Session: 618. Acute Lymphoblastic Leukemia: Biology, Cytogenetics, and Molecular Markers in Diagnosis and Prognosis: Poster III
Hematology Disease Topics & Pathways:
Leukemia, Diseases, Therapies, Pediatric, Lymphoid Malignancies, Study Population, Clinically relevant
Methods. We applied a custom RNA targeted NGS panel, named Ovation Fusion Custom Panel Target Enrichment System (Nugen/Tecan), with probes recognizing 95 leukemia-related genes to detect fusion transcripts, starting from a low amount of total RNA (ranging from 10 to 200 ng). In a subset of cases, whole transcriptome analysis was performed. The fusion genes were identified by both the STAR-Fusion and an in-house bioinformatics pipeline. MLL rearrangements were assessed by FISH with a MLL split signal and/or multiplex RTPCR for the most recurrent t(4;11), t(9;11) and t(11;19) fusion transcripts.

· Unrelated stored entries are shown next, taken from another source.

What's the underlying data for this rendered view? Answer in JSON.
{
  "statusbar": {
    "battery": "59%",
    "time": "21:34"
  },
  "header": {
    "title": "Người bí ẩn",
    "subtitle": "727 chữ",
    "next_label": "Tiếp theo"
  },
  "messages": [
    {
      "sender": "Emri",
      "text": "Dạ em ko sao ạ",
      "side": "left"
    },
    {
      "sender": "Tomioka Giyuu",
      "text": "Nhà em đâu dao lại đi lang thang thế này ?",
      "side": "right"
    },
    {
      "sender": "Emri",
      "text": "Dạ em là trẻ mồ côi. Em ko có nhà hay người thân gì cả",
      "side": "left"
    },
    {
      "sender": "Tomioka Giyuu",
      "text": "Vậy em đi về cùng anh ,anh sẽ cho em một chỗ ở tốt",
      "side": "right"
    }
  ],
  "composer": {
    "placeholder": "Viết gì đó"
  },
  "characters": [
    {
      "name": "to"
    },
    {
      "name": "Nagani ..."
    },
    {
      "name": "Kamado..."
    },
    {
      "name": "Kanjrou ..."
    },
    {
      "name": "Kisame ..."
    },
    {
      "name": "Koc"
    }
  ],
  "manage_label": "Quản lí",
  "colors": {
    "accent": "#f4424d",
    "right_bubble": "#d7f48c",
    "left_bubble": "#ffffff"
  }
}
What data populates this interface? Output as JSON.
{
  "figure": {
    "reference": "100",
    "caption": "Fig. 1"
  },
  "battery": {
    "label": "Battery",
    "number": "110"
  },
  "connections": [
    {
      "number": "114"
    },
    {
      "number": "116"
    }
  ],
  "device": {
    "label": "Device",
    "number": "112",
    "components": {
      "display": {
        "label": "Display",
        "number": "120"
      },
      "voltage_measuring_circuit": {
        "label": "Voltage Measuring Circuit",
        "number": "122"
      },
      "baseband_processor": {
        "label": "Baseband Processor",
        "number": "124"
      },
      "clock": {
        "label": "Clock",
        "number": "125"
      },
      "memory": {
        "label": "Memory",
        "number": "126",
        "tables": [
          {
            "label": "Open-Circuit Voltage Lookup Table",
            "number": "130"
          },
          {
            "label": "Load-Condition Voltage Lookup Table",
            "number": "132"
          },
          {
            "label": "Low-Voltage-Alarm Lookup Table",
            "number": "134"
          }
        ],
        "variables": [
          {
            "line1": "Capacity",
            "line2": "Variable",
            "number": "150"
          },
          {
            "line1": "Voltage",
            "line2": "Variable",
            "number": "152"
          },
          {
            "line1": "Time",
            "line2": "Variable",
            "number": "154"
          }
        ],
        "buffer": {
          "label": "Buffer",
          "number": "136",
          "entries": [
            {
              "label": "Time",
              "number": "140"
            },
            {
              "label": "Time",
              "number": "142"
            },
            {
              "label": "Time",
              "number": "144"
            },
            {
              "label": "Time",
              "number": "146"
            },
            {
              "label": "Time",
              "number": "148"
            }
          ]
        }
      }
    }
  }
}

Results. Among 37 consecutive infants with MLL-G BCP-ALL, 30 had material available and were successfully screened; 29 were enrolled in the Interfant protocols and 1 in the current AIEOP-BFM ALL 2017 protocol. Strikingly, 22/30 (73%) carried a fusion gene, whereas 8 resulted negative by both RNA targeted panel and whole transcriptome RNA-seq. A NUTM1 fusion was identified in 9/30 cases (30%), with Acin1 (n=5), Cux1 (n=2), ZNF618 (n=1) or BRD9 (n=1) as fusion partner. Remarkably, 6/30 cases (20%) had a PAX5-rearrangement with several partner genes, such as DNAJA1 (n=3), FBRSL1 (n=1), MBNL1 (n=1) and GRHPR (n=1). Moreover, we identified other fusion genes in 7 patients: TCF3/PBX1 (n=2), TCF3/ZNF384 (n=1), ETV6/ABL1 (n=1), P2RY8/CRLF2 (n=1), and a new KDM2B/GATAD2B fusion in a pair of monozygotic Infant twins.

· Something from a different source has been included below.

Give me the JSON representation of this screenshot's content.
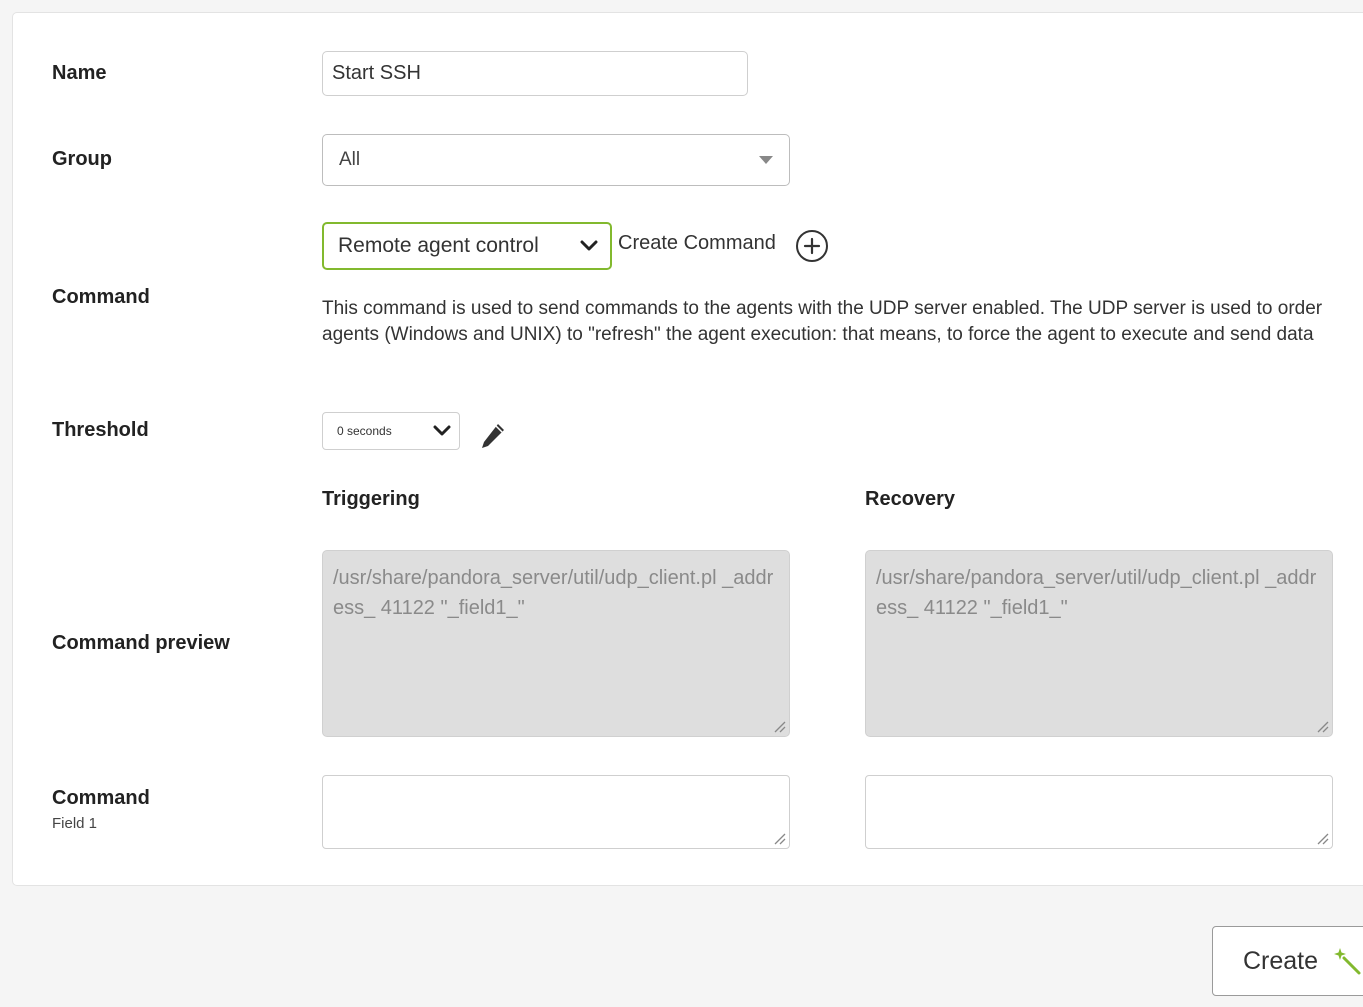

MLL-G ALL patients presented with favorable prognostic features: 24/30 were older than 6 months, 29/30 had WBC count < 300 x 109/L at onset and 28/30 had CD10 positive immunophenotype. In addition, 26/30 cases were prednisone good responders, and all achieved complete remission at the end of the induction phase. In 21 patients with available data, at the end of induction, MRD was negative in 7, <5x10-4 in 11, and ≥ 5x10-4 in only 3 patients (2 with a PAX5 fusion and one carrying TCF3/ZNF384). In 19 patients with available data, at the end of Consolidation Phase IB, MRD was high (≥ 5x10-4) only in one patient, carrying a PAX5 rearrangement.

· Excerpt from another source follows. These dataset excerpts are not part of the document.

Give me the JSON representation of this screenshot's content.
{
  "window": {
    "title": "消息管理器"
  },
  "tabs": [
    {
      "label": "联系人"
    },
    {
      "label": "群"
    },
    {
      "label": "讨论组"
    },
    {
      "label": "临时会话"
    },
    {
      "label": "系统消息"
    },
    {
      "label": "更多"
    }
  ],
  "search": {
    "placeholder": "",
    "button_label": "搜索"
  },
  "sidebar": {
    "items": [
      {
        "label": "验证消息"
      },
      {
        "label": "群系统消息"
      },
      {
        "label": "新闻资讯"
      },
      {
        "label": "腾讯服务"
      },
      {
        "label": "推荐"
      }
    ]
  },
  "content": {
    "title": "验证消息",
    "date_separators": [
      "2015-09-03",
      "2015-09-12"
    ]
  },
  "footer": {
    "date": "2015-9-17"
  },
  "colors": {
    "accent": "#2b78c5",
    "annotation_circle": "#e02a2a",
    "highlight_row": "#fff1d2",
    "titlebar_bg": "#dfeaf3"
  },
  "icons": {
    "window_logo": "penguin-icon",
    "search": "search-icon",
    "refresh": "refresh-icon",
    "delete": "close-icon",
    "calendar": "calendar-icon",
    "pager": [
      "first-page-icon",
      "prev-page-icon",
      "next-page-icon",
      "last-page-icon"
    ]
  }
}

Outcome analysis revealed that in 9 patients with NUTM1 fusions (mean age at diagnosis 6.6 months) no events occurred (3-year EFS was 100%), in keeping with data from an ongoing collaborative IBFM project (J. Boer, personal communication). Conversely in the 6 patients with PAX5-rearrangements (mean age at diagnosis 11.0 months), 4 events occurred (3-year EFS 25.0% ±20.4). The 3-year EFS of the remaining patients was 57.1% ±18.7 for those with other fusion genes (N=7) and 83.3% ±15.2 for those with no fusions (N=8).
Conclusion. This study shows that infant MLL-G BCP-ALL is associated with a marked genetic heterogeneity. For the first time, an unexpectedly high rate of fusion genes was detected, with specific response and outcome. We found that PAX5 fusions are recurrent and associated with a worse outcome compared to the NUTM1-rearranged class. Of note, we previously demonstrated with in vitro and in vivo experiments using cells from older children that specific treatments (i.e. Nintedanib) could be of benefit for PAX5 fusion-positive cases.
If confirmed in a larger cohort, these data would support the redefinition of the infant ‘MLL-germline’ ALL subgroup, where specific genetic features might have a prominent biological and prognostic role, with a rationale for risk stratification and potential benefit from genetically-driven treatments.
Disclosures: Rizzari: Sobi: Consultancy, Other: Advisory Board.